Dans son intervention du jeudi 17 septembre à Sécheron, la conseillère administrative Christina Kitsos, en charge du Département de la cohésion sociale et de la solidarité, a dressé l’état des lieux de l’accueil d’urgence à Genève. Auditoire captif et moment bien choisi: les professionnels de cet accueil-là fêtaient le chantier inaugural du Passage, qui ne sera pas un théâtre comme à Neuchâtel, mais un bâtiment en bois de quatre étages permettant d’assurer l’hébergement nocturne de 90 personnes à la fois, des femmes et des hommes sans domicile fixe à Genève. Geste bâtisseur, en commençant par poser les fondations d’une adresse fixe, pérenne et hors sol. C’est exactement ce que défend, avec d’autres, la magistrate de la Ville, consciente que «l’on ne peut pas mener une vraie politique publique en la matière, si l’on doit changer de lieu tous les deux mois», engager à chaque fois des équipes à reculons, «en les mettant au régime des contrats d’auxiliaires».

On oublie la caserne des Vernets, dispositif de crise exorbitant, on se tourne vers des solutions durables et des modèles innovants. L’Armée du salut, «partenaire essentiel» au sein du réseau associatif, propose les deux. Le Passage sera le sien, comme l’est déjà l’Hôtel Bel’Espérance en Vieille-Ville. Cet établissement hôtelier, unique en Suisse, offre depuis le mois de mars un accueil spécifiquement réservé aux femmes. Elles étaient une vingtaine au plus fort de la pandémie.
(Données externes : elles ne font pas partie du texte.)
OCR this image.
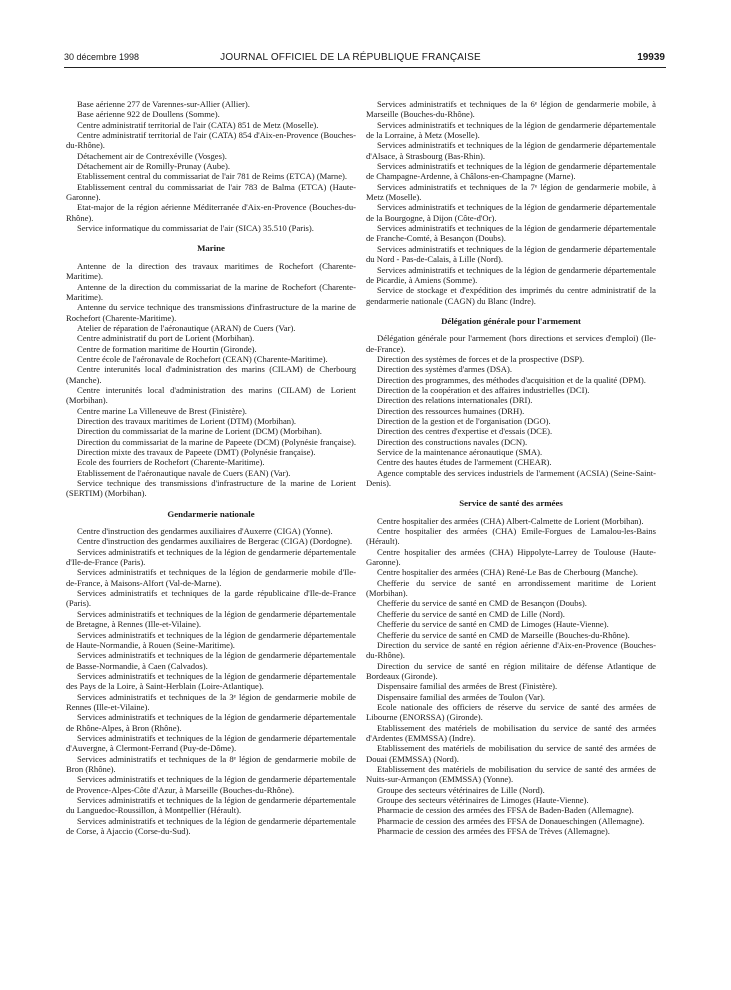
30 décembre 1998	JOURNAL OFFICIEL DE LA RÉPUBLIQUE FRANÇAISE	19939

Base aérienne 277 de Varennes-sur-Allier (Allier).

Base aérienne 922 de Doullens (Somme).

Centre administratif territorial de l'air (CATA) 851 de Metz (Moselle).

Centre administratif territorial de l'air (CATA) 854 d'Aix-en-Provence (Bouches-du-Rhône).

Détachement air de Contrexéville (Vosges).

Détachement air de Romilly-Prunay (Aube).

Etablissement central du commissariat de l'air 781 de Reims (ETCA) (Marne).

Etablissement central du commissariat de l'air 783 de Balma (ETCA) (Haute-Garonne).

Etat-major de la région aérienne Méditerranée d'Aix-en-Provence (Bouches-du-Rhône).

Service informatique du commissariat de l'air (SICA) 35.510 (Paris).

Marine

Antenne de la direction des travaux maritimes de Rochefort (Charente-Maritime).

Antenne de la direction du commissariat de la marine de Rochefort (Charente-Maritime).

Antenne du service technique des transmissions d'infrastructure de la marine de Rochefort (Charente-Maritime).

Atelier de réparation de l'aéronautique (ARAN) de Cuers (Var).

Centre administratif du port de Lorient (Morbihan).

Centre de formation maritime de Hourtin (Gironde).

Centre école de l'aéronavale de Rochefort (CEAN) (Charente-Maritime).

Centre interunités local d'administration des marins (CILAM) de Cherbourg (Manche).

Centre interunités local d'administration des marins (CILAM) de Lorient (Morbihan).

Centre marine La Villeneuve de Brest (Finistère).

Direction des travaux maritimes de Lorient (DTM) (Morbihan).

Direction du commissariat de la marine de Lorient (DCM) (Morbihan).

Direction du commissariat de la marine de Papeete (DCM) (Polynésie française).

Direction mixte des travaux de Papeete (DMT) (Polynésie française).

Ecole des fourriers de Rochefort (Charente-Maritime).

Etablissement de l'aéronautique navale de Cuers (EAN) (Var).

Service technique des transmissions d'infrastructure de la marine de Lorient (SERTIM) (Morbihan).

Gendarmerie nationale

Centre d'instruction des gendarmes auxiliaires d'Auxerre (CIGA) (Yonne).

Centre d'instruction des gendarmes auxiliaires de Bergerac (CIGA) (Dordogne).

Services administratifs et techniques de la légion de gendarmerie départementale d'Ile-de-France (Paris).

Services administratifs et techniques de la légion de gendarmerie mobile d'Ile-de-France, à Maisons-Alfort (Val-de-Marne).

Services administratifs et techniques de la garde républicaine d'Ile-de-France (Paris).

Services administratifs et techniques de la légion de gendarmerie départementale de Bretagne, à Rennes (Ille-et-Vilaine).

Services administratifs et techniques de la légion de gendarmerie départementale de Haute-Normandie, à Rouen (Seine-Maritime).

Services administratifs et techniques de la légion de gendarmerie départementale de Basse-Normandie, à Caen (Calvados).

Services administratifs et techniques de la légion de gendarmerie départementale des Pays de la Loire, à Saint-Herblain (Loire-Atlantique).

Services administratifs et techniques de la 3ᵉ légion de gendarmerie mobile de Rennes (Ille-et-Vilaine).

Services administratifs et techniques de la légion de gendarmerie départementale de Rhône-Alpes, à Bron (Rhône).

Services administratifs et techniques de la légion de gendarmerie départementale d'Auvergne, à Clermont-Ferrand (Puy-de-Dôme).

Services administratifs et techniques de la 8ᵉ légion de gendarmerie mobile de Bron (Rhône).

Services administratifs et techniques de la légion de gendarmerie départementale de Provence-Alpes-Côte d'Azur, à Marseille (Bouches-du-Rhône).

Services administratifs et techniques de la légion de gendarmerie départementale du Languedoc-Roussillon, à Montpellier (Hérault).

Services administratifs et techniques de la légion de gendarmerie départementale de Corse, à Ajaccio (Corse-du-Sud).

Services administratifs et techniques de la 6ᵉ légion de gendarmerie mobile, à Marseille (Bouches-du-Rhône).

Services administratifs et techniques de la légion de gendarmerie départementale de la Lorraine, à Metz (Moselle).

Services administratifs et techniques de la légion de gendarmerie départementale d'Alsace, à Strasbourg (Bas-Rhin).

Services administratifs et techniques de la légion de gendarmerie départementale de Champagne-Ardenne, à Châlons-en-Champagne (Marne).

Services administratifs et techniques de la 7ᵉ légion de gendarmerie mobile, à Metz (Moselle).

Services administratifs et techniques de la légion de gendarmerie départementale de la Bourgogne, à Dijon (Côte-d'Or).

Services administratifs et techniques de la légion de gendarmerie départementale de Franche-Comté, à Besançon (Doubs).

Services administratifs et techniques de la légion de gendarmerie départementale du Nord - Pas-de-Calais, à Lille (Nord).

Services administratifs et techniques de la légion de gendarmerie départementale de Picardie, à Amiens (Somme).

Service de stockage et d'expédition des imprimés du centre administratif de la gendarmerie nationale (CAGN) du Blanc (Indre).

Délégation générale pour l'armement

Délégation générale pour l'armement (hors directions et services d'emploi) (Ile-de-France).

Direction des systèmes de forces et de la prospective (DSP).

Direction des systèmes d'armes (DSA).

Direction des programmes, des méthodes d'acquisition et de la qualité (DPM).

Direction de la coopération et des affaires industrielles (DCI).

Direction des relations internationales (DRI).

Direction des ressources humaines (DRH).

Direction de la gestion et de l'organisation (DGO).

Direction des centres d'expertise et d'essais (DCE).

Direction des constructions navales (DCN).

Service de la maintenance aéronautique (SMA).

Centre des hautes études de l'armement (CHEAR).

Agence comptable des services industriels de l'armement (ACSIA) (Seine-Saint-Denis).

Service de santé des armées

Centre hospitalier des armées (CHA) Albert-Calmette de Lorient (Morbihan).

Centre hospitalier des armées (CHA) Emile-Forgues de Lamalou-les-Bains (Hérault).

Centre hospitalier des armées (CHA) Hippolyte-Larrey de Toulouse (Haute-Garonne).

Centre hospitalier des armées (CHA) René-Le Bas de Cherbourg (Manche).

Chefferie du service de santé en arrondissement maritime de Lorient (Morbihan).

Chefferie du service de santé en CMD de Besançon (Doubs).

Chefferie du service de santé en CMD de Lille (Nord).

Chefferie du service de santé en CMD de Limoges (Haute-Vienne).

Chefferie du service de santé en CMD de Marseille (Bouches-du-Rhône).

Direction du service de santé en région aérienne d'Aix-en-Provence (Bouches-du-Rhône).

Direction du service de santé en région militaire de défense Atlantique de Bordeaux (Gironde).

Dispensaire familial des armées de Brest (Finistère).

Dispensaire familial des armées de Toulon (Var).

Ecole nationale des officiers de réserve du service de santé des armées de Libourne (ENORSSA) (Gironde).

Etablissement des matériels de mobilisation du service de santé des armées d'Ardentes (EMMSSA) (Indre).

Etablissement des matériels de mobilisation du service de santé des armées de Douai (EMMSSA) (Nord).

Etablissement des matériels de mobilisation du service de santé des armées de Nuits-sur-Armançon (EMMSSA) (Yonne).

Groupe des secteurs vétérinaires de Lille (Nord).

Groupe des secteurs vétérinaires de Limoges (Haute-Vienne).

Pharmacie de cession des armées des FFSA de Baden-Baden (Allemagne).

Pharmacie de cession des armées des FFSA de Donaueschingen (Allemagne).

Pharmacie de cession des armées des FFSA de Trèves (Allemagne).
Elles sont aujourd’hui dix pour autant de chambres individuelles, «leur maison», attribuées à chacune pour une durée de séjour de trois mois renouvelable, l’expérience pilote disposant d’un financement garanti jusqu’à fin février 2021. Mais aussi d’une coordinatrice, Aude Bumbacher, travailleuse sociale, ancienne responsable du bateau Genève. La voici à son tour en chambre d’hôtel, assise à son bureau de poche, face à la petite cuisine, située côté cour, dans laquelle les bénéficiaires peuvent prendre leur repas chaud, livré par le Traiteur de Châtelaine. «Les femmes retenues l’ont été sur la base de leur capacité à se montrer suffisamment autonomes, à vivre ici sans veilleur ni éducateur, explique Aude. Les autres ont été redirigées vers Franck-Thomas, aux Eaux-Vives», l’une des structures gérées par les services sociaux de la Ville.
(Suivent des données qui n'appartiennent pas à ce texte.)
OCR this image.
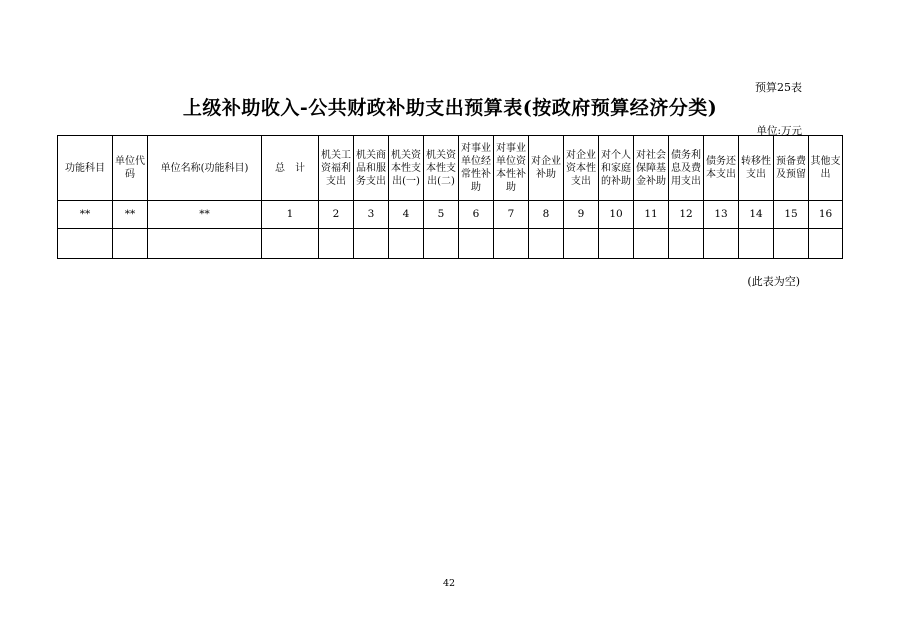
预算25表
上级补助收入-公共财政补助支出预算表(按政府预算经济分类)
单位:万元
功能科目	单位代码	单位名称(功能科目)	总　计	机关工资福利支出	机关商品和服务支出	机关资本性支出(一)	机关资本性支出(二)	对事业单位经常性补助	对事业单位资本性补助	对企业补助	对企业资本性支出	对个人和家庭的补助	对社会保障基金补助	债务利息及费用支出	债务还本支出	转移性支出	预备费及预留	其他支出
**	**	**	1	2	3	4	5	6	7	8	9	10	11	12	13	14	15	16

(此表为空)
42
«Au départ, sachant qu’il n’y avait personne la nuit, ma peur était que mon téléphone portable sonne sans arrêt, poursuit Aude. Mais non, c’est le contraire qui s’est produit: l’autonomie assumée se marque comme un retour à une sorte de normalité, les femmes qui vont et viennent au gré de leurs occupations, certaines ont un travail à l’extérieur, sont considérées comme des clientes de l’hôtel.» On sort ainsi de la simple mise à l’abri nocturne. «Même si l’on reste dans une logique d’accueil d’urgence – les femmes que j’accompagne n’ont ni toit ni moyens de subsistance –, on offre quand même un hébergement de stabilisation», précise la travailleuse sociale en utilisant les mots du métier qui est le sien. En chambre ou sur la terrasse du même hôtel, des entretiens d’orientation personnelle avec celles qui sont parfois les premières victimes de la pandémie.
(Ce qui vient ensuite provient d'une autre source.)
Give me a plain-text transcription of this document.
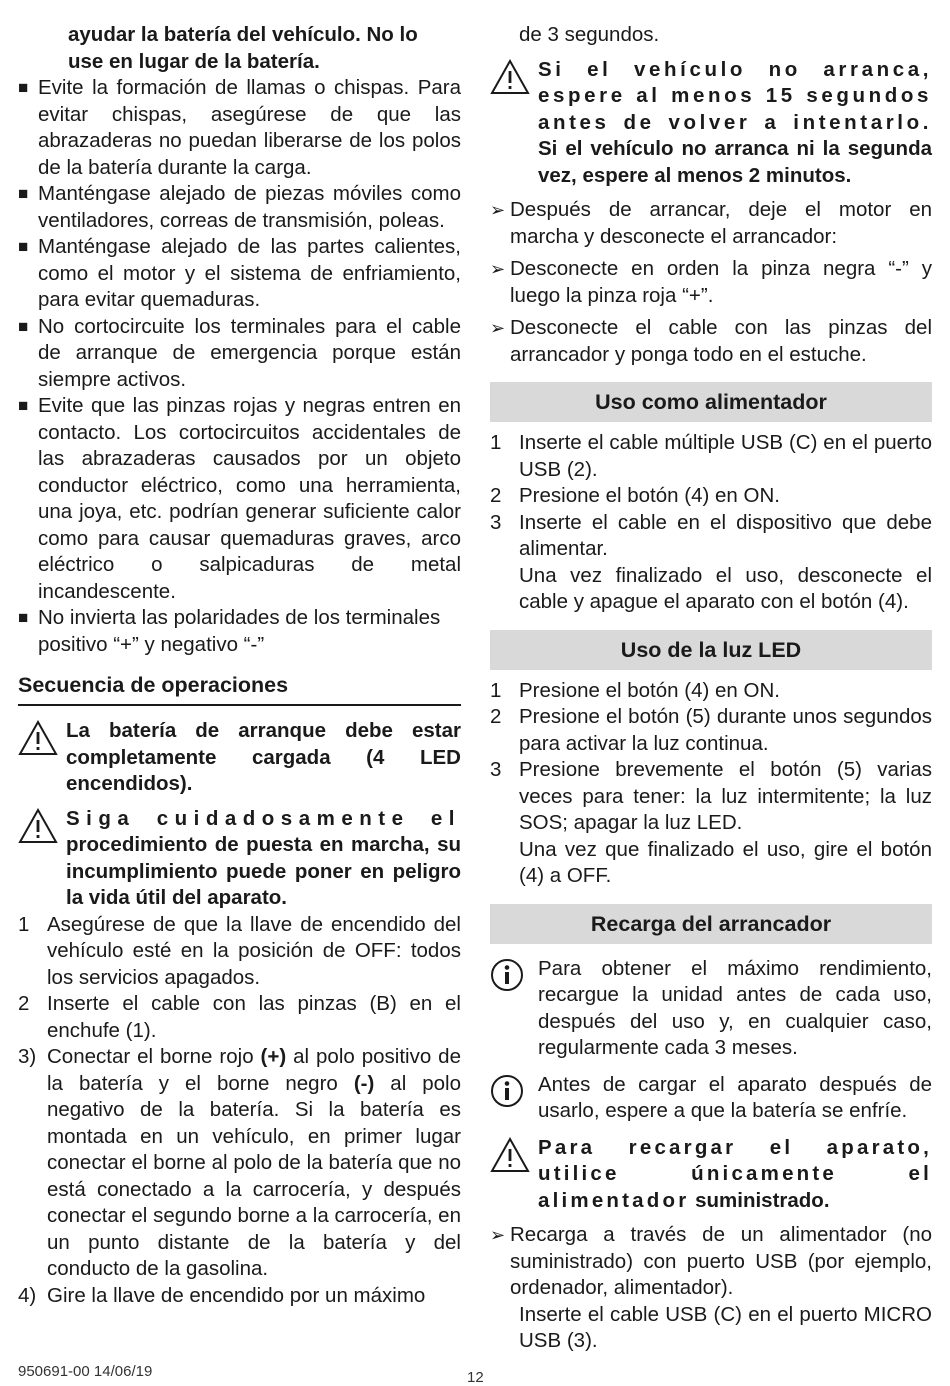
ayudar la batería del vehículo. No lo
use en lugar de la batería.
■ Evite la formación de llamas o chispas. Para evitar chispas, asegúrese de que las abrazaderas no puedan liberarse de los polos de la batería durante la carga.
■ Manténgase alejado de piezas móviles como ventiladores, correas de transmisión, poleas.
■ Manténgase alejado de las partes calientes, como el motor y el sistema de enfriamiento, para evitar quemaduras.
■ No cortocircuite los terminales para el cable de arranque de emergencia porque están siempre activos.
■ Evite que las pinzas rojas y negras entren en contacto. Los cortocircuitos accidentales de las abrazaderas causados por un objeto conductor eléctrico, como una herramienta, una joya, etc. podrían generar suficiente calor como para causar quemaduras graves, arco eléctrico o salpicaduras de metal incandescente.
■ No invierta las polaridades de los terminales positivo “+” y negativo “-”
Secuencia de operaciones
La batería de arranque debe estar completamente cargada (4 LED encendidos).
Siga cuidadosamente el procedimiento de puesta en marcha, su incumplimiento puede poner en peligro la vida útil del aparato.
1 Asegúrese de que la llave de encendido del vehículo esté en la posición de OFF: todos los servicios apagados.
2 Inserte el cable con las pinzas (B) en el enchufe (1).
3) Conectar el borne rojo (+) al polo positivo de la batería y el borne negro (-) al polo negativo de la batería. Si la batería es montada en un vehículo, en primer lugar conectar el borne al polo de la batería que no está conectado a la carrocería, y después conectar el segundo borne a la carrocería, en un punto distante de la batería y del conducto de la gasolina.
4) Gire la llave de encendido por un máximo
de 3 segundos.
Si el vehículo no arranca, espere al menos 15 segundos antes de volver a intentarlo. Si el vehículo no arranca ni la segunda vez, espere al menos 2 minutos.
➢ Después de arrancar, deje el motor en marcha y desconecte el arrancador:
➢ Desconecte en orden la pinza negra “-” y luego la pinza roja “+”.
➢ Desconecte el cable con las pinzas del arrancador y ponga todo en el estuche.
Uso como alimentador
1 Inserte el cable múltiple USB (C) en el puerto USB (2).
2 Presione el botón (4) en ON.
3 Inserte el cable en el dispositivo que debe alimentar.
Una vez finalizado el uso, desconecte el cable y apague el aparato con el botón (4).
Uso de la luz LED
1 Presione el botón (4) en ON.
2 Presione el botón (5) durante unos segundos para activar la luz continua.
3 Presione brevemente el botón (5) varias veces para tener: la luz intermitente; la luz SOS; apagar la luz LED.
Una vez que finalizado el uso, gire el botón (4) a OFF.
Recarga del arrancador
Para obtener el máximo rendimiento, recargue la unidad antes de cada uso, después del uso y, en cualquier caso, regularmente cada 3 meses.
Antes de cargar el aparato después de usarlo, espere a que la batería se enfríe.
Para recargar el aparato, utilice únicamente el alimentador suministrado.
➢ Recarga a través de un alimentador (no suministrado) con puerto USB (por ejemplo, ordenador, alimentador).
Inserte el cable USB (C) en el puerto MICRO USB (3).
950691-00 14/06/19	12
À l’exemple de cette dame d’origine moldave, la cinquantaine, travaillant dans une usine en Allemagne, dont le bus qui devait la ramener au pays s’est arrêté à la frontière germano-suisse, la laissant sur la route, aux portes d’une errance forcée à travers l’Europe. D’autres ont fait des demandes de permis humanitaire en raison de problèmes de santé. «Moi, je fais le relais nécessaire, je les dirige au bon endroit, j’apprends aussi à décoder les directives administratives», ajoute leur interlocutrice privilégiée. Pour autant, le Bel’Espérance n’est pas un foyer, même s’il en porte encore la mention historique sur la partie supérieure de sa façade (lire ci-dessous). Cet hébergement accompagné veille à ne pas entretenir non plus de fausses illusions.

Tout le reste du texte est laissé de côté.